1度目の応募は落選しました。それでも翌年、別の団地に申し込み、今度は入居が決まりました。
築年数は経っていますが、2DKで夫婦2人には十分な広さです。家賃は所得などに応じて算定され、夫婦の場合は月2万円台になりました。
「新しい家じゃないし、前より駅からも遠い。でも、家賃の日を怖がらなくてよくなったんです」
引っ越し後、家賃だけで毎月4万円以上の負担が減りました。美智子さんは食費や光熱費も改めて整理しました。
厚生労働省『令和6年国民生活基礎調査』によると、65歳以上の人がいる世帯のうち、夫婦のみの世帯は31.8%、単独世帯は32.7%です。さらに、65歳以上の人だけで構成される世帯は62.3%に達しています。高齢者が子世帯と同居せず、自分たちだけで生活することは珍しい形ではありません。
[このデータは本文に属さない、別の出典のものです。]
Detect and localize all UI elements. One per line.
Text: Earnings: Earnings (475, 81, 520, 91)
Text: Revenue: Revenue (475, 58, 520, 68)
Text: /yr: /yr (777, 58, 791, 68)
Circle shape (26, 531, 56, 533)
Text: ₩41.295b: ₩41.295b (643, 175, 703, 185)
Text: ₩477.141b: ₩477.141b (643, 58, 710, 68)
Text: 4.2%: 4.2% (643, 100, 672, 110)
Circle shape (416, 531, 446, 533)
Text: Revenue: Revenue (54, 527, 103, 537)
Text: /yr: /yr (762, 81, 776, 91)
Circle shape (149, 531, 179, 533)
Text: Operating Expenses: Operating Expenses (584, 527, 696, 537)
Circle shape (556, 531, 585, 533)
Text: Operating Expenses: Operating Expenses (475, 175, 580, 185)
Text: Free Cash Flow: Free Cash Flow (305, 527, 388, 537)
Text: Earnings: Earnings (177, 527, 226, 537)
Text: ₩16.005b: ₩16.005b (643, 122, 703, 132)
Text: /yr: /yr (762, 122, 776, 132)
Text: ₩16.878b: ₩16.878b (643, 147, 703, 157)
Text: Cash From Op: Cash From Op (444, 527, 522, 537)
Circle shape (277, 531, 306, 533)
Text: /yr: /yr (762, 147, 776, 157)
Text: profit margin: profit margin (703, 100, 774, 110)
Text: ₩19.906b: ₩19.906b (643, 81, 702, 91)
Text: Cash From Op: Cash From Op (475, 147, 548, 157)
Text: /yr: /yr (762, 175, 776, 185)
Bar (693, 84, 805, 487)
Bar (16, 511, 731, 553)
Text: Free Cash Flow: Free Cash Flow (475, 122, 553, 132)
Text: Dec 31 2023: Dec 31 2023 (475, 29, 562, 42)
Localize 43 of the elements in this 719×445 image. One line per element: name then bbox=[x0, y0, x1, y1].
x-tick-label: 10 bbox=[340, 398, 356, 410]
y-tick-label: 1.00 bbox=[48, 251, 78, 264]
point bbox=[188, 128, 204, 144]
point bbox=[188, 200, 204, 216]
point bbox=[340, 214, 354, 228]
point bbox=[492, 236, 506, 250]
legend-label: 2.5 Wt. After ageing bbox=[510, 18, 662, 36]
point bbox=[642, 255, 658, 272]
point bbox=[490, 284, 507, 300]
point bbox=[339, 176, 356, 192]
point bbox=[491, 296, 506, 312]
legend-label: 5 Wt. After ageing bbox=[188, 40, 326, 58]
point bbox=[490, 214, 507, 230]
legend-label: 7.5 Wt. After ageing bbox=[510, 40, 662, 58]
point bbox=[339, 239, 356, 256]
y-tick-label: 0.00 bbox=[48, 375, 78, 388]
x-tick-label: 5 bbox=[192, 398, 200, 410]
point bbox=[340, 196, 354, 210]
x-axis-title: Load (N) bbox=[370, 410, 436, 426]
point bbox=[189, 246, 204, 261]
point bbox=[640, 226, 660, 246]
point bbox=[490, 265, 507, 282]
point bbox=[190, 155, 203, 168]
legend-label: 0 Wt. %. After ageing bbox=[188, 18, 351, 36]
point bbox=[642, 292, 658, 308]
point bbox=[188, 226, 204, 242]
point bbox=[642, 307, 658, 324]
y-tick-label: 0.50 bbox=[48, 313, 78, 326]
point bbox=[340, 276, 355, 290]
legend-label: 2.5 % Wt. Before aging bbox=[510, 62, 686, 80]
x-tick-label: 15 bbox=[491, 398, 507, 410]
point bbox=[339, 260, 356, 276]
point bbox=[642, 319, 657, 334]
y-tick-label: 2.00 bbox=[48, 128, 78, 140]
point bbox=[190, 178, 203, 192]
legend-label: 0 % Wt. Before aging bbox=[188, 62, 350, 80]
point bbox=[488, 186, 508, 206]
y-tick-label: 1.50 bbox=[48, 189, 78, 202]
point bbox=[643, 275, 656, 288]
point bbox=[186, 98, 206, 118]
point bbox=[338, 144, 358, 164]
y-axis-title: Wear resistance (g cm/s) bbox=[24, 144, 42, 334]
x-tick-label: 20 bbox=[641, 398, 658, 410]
健太さんとの関係が途切れたわけでもありません。引っ越しから数ヵ月後、健太さん一家が新居を訪れました。
「狭くなったけど、前より安心だよ」
そう話す母に、健太さんは「それならよかった」と答えたそうです。
子どもが親を支えること自体に問題があるわけではありません。ただ、一時的な援助がいつの間にか家計を成り立たせる前提になれば、支える側にも限界があります。
収入を大きく増やすことが難しい高齢期には、住居費を含めた固定費を見直すことも選択肢の一つです。美智子さん夫婦にとって市営住宅への住み替えは、息子との関係を断つためではなく、自分たちの収入で暮らしを組み直すための選択でした。